12. Various mechanical means of clot removal and angioplasty are under investigation. The safety and efficacy of these endovascular techniques including stent protected angioplasty in acute stroke need further assessment.
13. Thrombolysis for stroke in children, in patients older than 80 years, in carotid dissections, and in those with basilar artery occlusions needs further studies although case series suggest that it may have similar utility in those over 80 years of age as in younger patients, in basilar artery occlusions as in anterior circulation strokes, and in carotid dissections.
14. The present guidelines may need updating in many aspects of acute stroke care during thrombolysis. In the pooled analysis (ATLANTIS, ECASS and NINDS) every 10 mg/dl increase of blood sugar reduced odds ratios of good outcome (modified Rankin scale 0-1) by 0.98 and increased odds ratios for a bad outcome (modified Rankin scale 5-6) by 1.04 (grade B evidence). Open studies have revealed similar relationships between admission hyperglycemia and outcome in patients treated with thrombolytics. Accordingly, more active blood glucose control seems indicated in connection with thrombolysis.
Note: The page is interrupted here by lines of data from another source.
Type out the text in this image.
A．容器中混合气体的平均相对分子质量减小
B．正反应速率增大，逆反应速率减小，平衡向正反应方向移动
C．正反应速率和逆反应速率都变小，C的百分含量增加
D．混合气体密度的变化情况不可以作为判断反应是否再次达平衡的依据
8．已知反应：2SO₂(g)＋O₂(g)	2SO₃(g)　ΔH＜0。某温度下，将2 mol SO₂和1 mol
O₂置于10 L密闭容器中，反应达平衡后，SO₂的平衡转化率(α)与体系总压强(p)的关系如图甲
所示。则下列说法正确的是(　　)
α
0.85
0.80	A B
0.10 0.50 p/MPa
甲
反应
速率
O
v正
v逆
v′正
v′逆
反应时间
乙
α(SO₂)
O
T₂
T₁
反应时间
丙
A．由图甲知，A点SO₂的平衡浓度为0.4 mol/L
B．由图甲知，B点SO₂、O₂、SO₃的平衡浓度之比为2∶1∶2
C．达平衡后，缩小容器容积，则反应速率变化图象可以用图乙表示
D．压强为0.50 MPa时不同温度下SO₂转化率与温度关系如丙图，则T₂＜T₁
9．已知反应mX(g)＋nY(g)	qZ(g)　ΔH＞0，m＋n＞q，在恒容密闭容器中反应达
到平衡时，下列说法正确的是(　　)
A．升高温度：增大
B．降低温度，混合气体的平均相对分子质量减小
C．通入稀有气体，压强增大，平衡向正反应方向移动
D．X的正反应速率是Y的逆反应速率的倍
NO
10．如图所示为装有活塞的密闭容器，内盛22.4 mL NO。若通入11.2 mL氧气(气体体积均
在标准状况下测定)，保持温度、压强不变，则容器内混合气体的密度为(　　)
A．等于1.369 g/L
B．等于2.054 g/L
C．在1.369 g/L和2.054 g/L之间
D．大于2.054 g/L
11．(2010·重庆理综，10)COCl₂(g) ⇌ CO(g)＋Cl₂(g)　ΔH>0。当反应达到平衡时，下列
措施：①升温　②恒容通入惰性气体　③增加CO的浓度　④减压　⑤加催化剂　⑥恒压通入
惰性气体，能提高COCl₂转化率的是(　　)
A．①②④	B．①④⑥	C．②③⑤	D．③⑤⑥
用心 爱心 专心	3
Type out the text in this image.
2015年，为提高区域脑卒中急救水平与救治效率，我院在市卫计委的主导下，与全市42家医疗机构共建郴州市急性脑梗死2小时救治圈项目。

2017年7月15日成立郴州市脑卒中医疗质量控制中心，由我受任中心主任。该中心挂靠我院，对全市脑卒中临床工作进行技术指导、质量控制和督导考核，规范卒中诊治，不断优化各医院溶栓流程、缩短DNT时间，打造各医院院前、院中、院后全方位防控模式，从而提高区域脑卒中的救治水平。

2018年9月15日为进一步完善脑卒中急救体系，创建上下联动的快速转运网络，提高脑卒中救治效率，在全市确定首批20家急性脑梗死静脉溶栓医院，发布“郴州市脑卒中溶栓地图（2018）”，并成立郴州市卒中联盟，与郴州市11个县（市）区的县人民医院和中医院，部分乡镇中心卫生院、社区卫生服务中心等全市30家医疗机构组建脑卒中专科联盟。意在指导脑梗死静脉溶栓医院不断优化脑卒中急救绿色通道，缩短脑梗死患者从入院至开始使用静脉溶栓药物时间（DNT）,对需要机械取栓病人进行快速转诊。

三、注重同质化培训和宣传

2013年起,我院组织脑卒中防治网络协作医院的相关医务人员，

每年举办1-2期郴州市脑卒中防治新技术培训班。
15. Neither the pooled analysis (ATLANTIS, ECASS and NINDS) nor the reanalysis of the NINDS t-PA trial allowed assessment of the effect of blood pressure or its management on outcome but there are several case series which strongly suggest that it may not be desirable to reduce blood pressure without good clinical reason such as heart failure or hypertensive encephalopathy. When the occluded artery reopens the blood pressure declines, but if it does not recanalize, the blood pressure remains elevated to ensure perfusion in ischemic penumbra, and then an aggressive reduction of blood pressure may reduce the chances of good outcome. The SITS-MOST register may give an answer to some of these open questions but ongoing randomized trials may also contribute in this respect.
16. The impact of antiplatelet treatment prior to stroke on the risk of symptomatic haemorrhage following stroke needs to be studied further. Existing data do not indicate an increased risk of symptomatic haemorrhage (grade B evidence). Furthermore, the safety and efficacy of post-thrombolytic antithrombotic treatment and anticoagulation to prevent reocclusion need to be analysed in randomized trials.
17. The public should be educated of the value of early expert assessment and treatment.
18. Thrombolysis in stroke should be widely available. Our task is now to increase rapid response to stroke. It is equally important to develop a well-functioning stroke triage and an in-hospital stroke care pathway.